Robot Sound Interpretation

People interpret sounds they hear and interact with the world according to their interpretations. When a human maps sound to meaning, his/her brain forms conceptual representations of the sound. Can we mimic how humans interpret sound using AI-based methods? We explore whether the sound command can be directly interpreted by the robots for visual-based decision making rather than being transcribed into text and symbols. State-of-art algorithms use automatic speech recognition (ASR) to translate sound to text, and then use language models to process text information. In contrast, our model actively learns and builds its own numerical interpretation of sounds. We call this process the Robot Sound Interpretation (RSI).
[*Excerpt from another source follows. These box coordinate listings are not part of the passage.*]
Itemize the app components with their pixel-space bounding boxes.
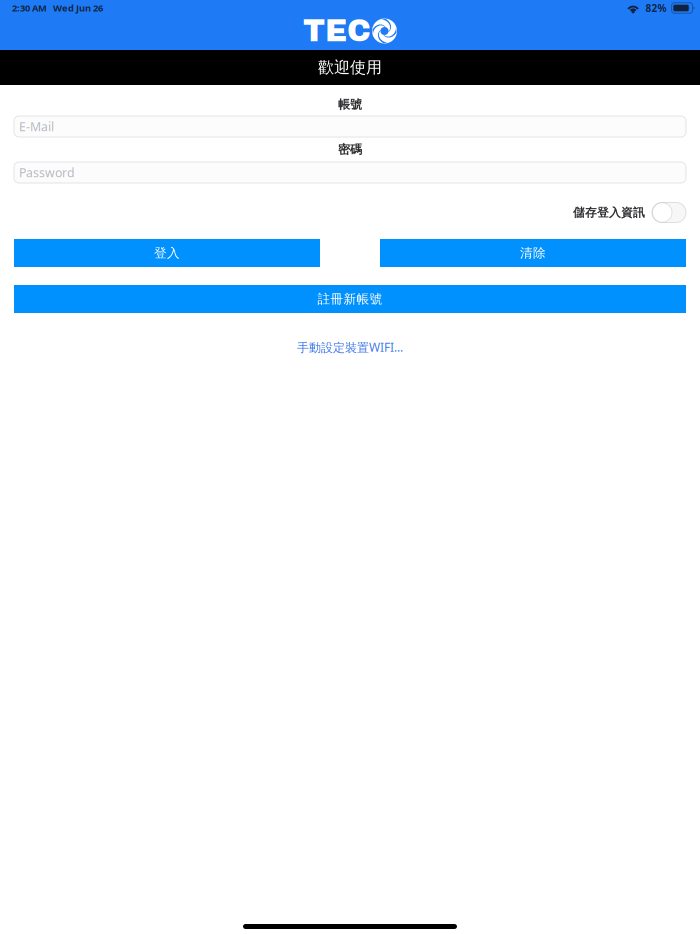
staticText: 登入 bbox=[154, 245, 180, 261]
staticText: 清除 bbox=[520, 245, 546, 261]
button[interactable]: 清除 bbox=[380, 239, 686, 267]
staticText: 歡迎使用 bbox=[318, 57, 382, 78]
button[interactable]: 註冊新帳號 bbox=[14, 285, 686, 313]
staticText: 註冊新帳號 bbox=[318, 291, 382, 307]
staticText: 82% bbox=[646, 1, 667, 15]
button[interactable]: 登入 bbox=[14, 239, 320, 267]
staticText: Password bbox=[19, 164, 75, 181]
button[interactable]: E-Mail bbox=[14, 116, 686, 137]
staticText: 儲存登入資訊 bbox=[573, 205, 645, 220]
staticText: 帳號 bbox=[338, 97, 362, 112]
staticText: TEC bbox=[303, 14, 371, 48]
button[interactable]: Password bbox=[14, 162, 686, 183]
staticText: 2:30 AM Wed Jun 26 bbox=[12, 2, 103, 14]
staticText: E-Mail bbox=[19, 118, 54, 135]
staticText: 密碼 bbox=[338, 142, 362, 157]
button[interactable]: 手動設定裝置WIFI... bbox=[291, 333, 409, 361]
button[interactable]: 儲存登入資訊 bbox=[573, 202, 686, 222]
staticText: 手動設定裝置WIFI... bbox=[297, 339, 403, 355]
The figure above shows the difference between voice-controlled robots and RSI

Scenarios

Given a single-word sound command, the Kuka (the arm robot) needs to move its gripper tip to an area right above the red block corresponding to the command and the TurtleBot (the mobile robot) needs to explore and approach the corresponding object among four objects in an arena, using the images from a single RGB camera and robot state information.

Problem Formulation

We model this interaction as a Markov Decision Processes. At each time step t, the state xt={S,It,Mt} of the agent consists of three parts: an one-time sound feature (S) representing the command, an image (It) from its camera, and a robot state vector (Mt) which includes information such as manipulators' end-effector location or locomotors' odometry. The agent then takes an action according to its policy π parameterized by θ. In return, the agent receives a reward and transits to the next state.

The process continues until t exceeds the maximum episode length T and the next episode starts.

Network Architecture

The network has three components: a sound encoder (blue), a visual-motor integrator (yellow and green), and a policy learner (purple).
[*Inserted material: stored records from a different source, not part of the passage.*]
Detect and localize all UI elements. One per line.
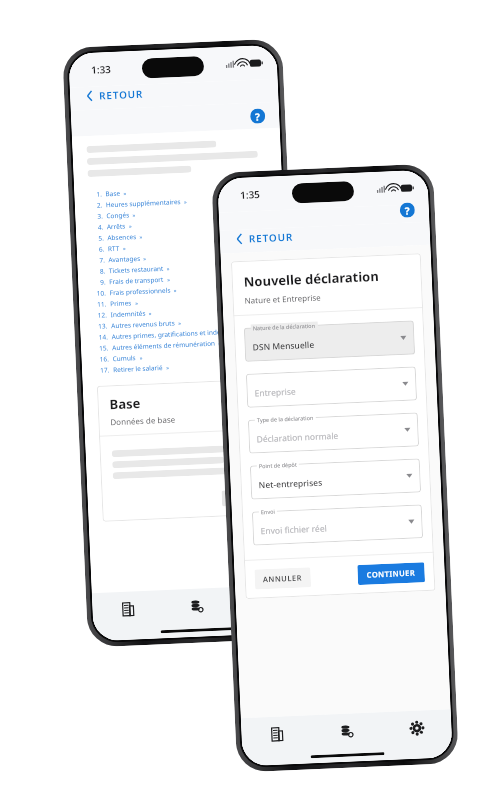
button[interactable]: Net-entreprises bbox=[250, 458, 421, 500]
staticText: 1. bbox=[96, 190, 103, 199]
button[interactable]: 7. bbox=[91, 247, 271, 266]
button[interactable]: 2. bbox=[89, 192, 269, 211]
staticText: Déclaration normale bbox=[256, 430, 339, 445]
staticText: » bbox=[129, 222, 132, 229]
button[interactable]: 4. bbox=[90, 214, 270, 233]
staticText: Autres éléments de rémunération bbox=[112, 339, 215, 352]
staticText: » bbox=[148, 309, 152, 316]
staticText: ANNULER bbox=[263, 572, 303, 584]
staticText: Tickets restaurant bbox=[109, 264, 164, 275]
staticText: Heures supplémentaires bbox=[106, 197, 181, 209]
staticText: Autres revenus bruts bbox=[111, 318, 175, 330]
button[interactable]: ANNULER bbox=[254, 567, 311, 590]
staticText: » bbox=[139, 233, 142, 240]
staticText: DSN Mensuelle bbox=[252, 339, 315, 354]
staticText: Retirer le salarié bbox=[113, 363, 163, 374]
staticText: » bbox=[244, 327, 248, 334]
button[interactable]: 3. bbox=[89, 203, 270, 222]
button[interactable]: RETOUR bbox=[220, 222, 430, 254]
staticText: Entreprise bbox=[254, 386, 296, 400]
staticText: Primes bbox=[110, 298, 132, 308]
staticText: » bbox=[166, 364, 169, 371]
button[interactable]: 10. bbox=[92, 280, 273, 299]
staticText: Envoi bbox=[261, 508, 275, 515]
staticText: » bbox=[132, 211, 136, 218]
staticText: Congés bbox=[106, 210, 130, 220]
button[interactable]: Aide bbox=[250, 108, 266, 124]
staticText: 10. bbox=[97, 288, 107, 298]
staticText: 11. bbox=[97, 299, 107, 309]
button[interactable]: Aide bbox=[400, 202, 415, 218]
staticText: Nature de la déclaration bbox=[253, 322, 316, 331]
button[interactable]: 1. bbox=[88, 181, 268, 200]
button[interactable]: 16. bbox=[95, 346, 276, 365]
button[interactable]: Données bbox=[311, 712, 382, 749]
staticText: 7. bbox=[99, 255, 106, 265]
button[interactable]: Données bbox=[162, 587, 232, 624]
staticText: Absences bbox=[107, 232, 136, 242]
staticText: 12. bbox=[98, 310, 108, 320]
staticText: » bbox=[184, 198, 187, 205]
staticText: Indemnités bbox=[110, 309, 146, 319]
staticText: Arrêts bbox=[107, 222, 126, 231]
staticText: Données de base bbox=[110, 414, 176, 427]
staticText: RETOUR bbox=[249, 230, 294, 246]
button[interactable]: 14. bbox=[94, 324, 275, 343]
staticText: ? bbox=[404, 204, 410, 218]
button[interactable]: Déclarations bbox=[241, 715, 312, 752]
staticText: Autres primes, gratifications et indemni… bbox=[112, 326, 242, 341]
staticText: » bbox=[123, 189, 126, 196]
staticText: ? bbox=[255, 110, 260, 124]
button[interactable]: 15. bbox=[95, 335, 275, 354]
staticText: » bbox=[123, 244, 126, 252]
button[interactable]: 9. bbox=[92, 269, 272, 288]
button[interactable]: 6. bbox=[91, 236, 271, 255]
button[interactable]: 12. bbox=[94, 302, 274, 321]
staticText: Envoi fichier réel bbox=[260, 522, 328, 537]
button[interactable]: DSN Mensuelle bbox=[244, 320, 415, 362]
staticText: 4. bbox=[98, 222, 104, 232]
staticText: 17. bbox=[100, 365, 110, 375]
staticText: 15. bbox=[99, 343, 109, 353]
staticText: » bbox=[167, 276, 170, 283]
staticText: 2. bbox=[97, 200, 103, 210]
staticText: » bbox=[218, 339, 221, 346]
staticText: Nature et Entreprise bbox=[244, 291, 322, 306]
staticText: » bbox=[174, 286, 177, 293]
staticText: Nouvelle déclaration bbox=[243, 267, 380, 291]
staticText: 16. bbox=[99, 354, 110, 364]
staticText: Point de dépôt bbox=[259, 461, 297, 469]
staticText: 13. bbox=[98, 321, 108, 331]
button[interactable]: Déclarations bbox=[92, 590, 163, 627]
staticText: Type de la déclaration bbox=[257, 414, 314, 423]
staticText: CONTINUER bbox=[366, 568, 416, 580]
staticText: RTT bbox=[108, 244, 120, 253]
staticText: Frais de transport bbox=[109, 275, 164, 286]
staticText: 1:35 bbox=[240, 187, 260, 202]
staticText: Net-entreprises bbox=[258, 477, 323, 491]
button[interactable]: 11. bbox=[93, 291, 273, 310]
button[interactable]: Paramètres bbox=[381, 709, 452, 746]
button[interactable]: 17. bbox=[96, 357, 276, 376]
staticText: Avantages bbox=[108, 254, 140, 264]
staticText: » bbox=[139, 354, 143, 361]
staticText: » bbox=[167, 265, 170, 272]
button[interactable]: RETOUR bbox=[70, 79, 279, 111]
staticText: 5. bbox=[98, 233, 104, 243]
staticText: 1:33 bbox=[91, 62, 111, 77]
button[interactable]: Déclaration normale bbox=[248, 412, 419, 454]
button[interactable]: CONTINUER bbox=[357, 562, 425, 585]
button[interactable]: 5. bbox=[90, 225, 270, 244]
button[interactable]: Entreprise bbox=[246, 366, 417, 408]
staticText: 6. bbox=[99, 244, 105, 254]
staticText: 14. bbox=[98, 332, 109, 342]
staticText: » bbox=[135, 299, 138, 306]
staticText: Cumuls bbox=[112, 353, 137, 363]
button[interactable]: 8. bbox=[92, 258, 272, 277]
button[interactable]: Envoi fichier réel bbox=[252, 504, 423, 546]
staticText: » bbox=[178, 319, 181, 326]
staticText: Base bbox=[105, 189, 121, 198]
staticText: 3. bbox=[97, 211, 104, 221]
staticText: » bbox=[143, 255, 146, 262]
button[interactable]: 13. bbox=[94, 313, 274, 332]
The sound encoder accepts sound features and outputs a vector which we called the “concept vector”. The information contained in the concept vector is the agent’s own interpretation of the sound and is learned through its interaction with the world. The concept vector mimics the conceptual representation formed in humans' brains when humans map sounds to meanings. The sound feature S is encoded only at the first timestep of the episode and the generated concept vector is cached and shared by the rest timestep in an episode. There are two reasons for doing so:

1. Even though the sound is transient, the concept can persist;

2. Caching the vector can help the model achieve real-time performance since the computation-heavy biLSTM and attention layers do not after the first timestep.

We add an auxiliary loss, Ls, for feature extraction.

The output from the CNN is shared by two branches. The upper branch, denoted as U, is combined with the feature from the robot state vector. It is mainly for visual-motor skills. The LSTM is useful in a partially observable environment. The lower branch merges with the information from the sound encoder. Lo is a multi-label classification that predicts which objects are in the view. Lt is a binary classification which predicts whether the target is in the view. Lo and Lt are only needed for the TurtleBot scenario.

We choose to use proximal policy optimization (PPO) for the policy learner. It is a model-free on-policy policy gradient algorithm. 8 instances of the environment are running in parallel for fast and stable learning. The entire history from 4 out of 8 instances are used for an update.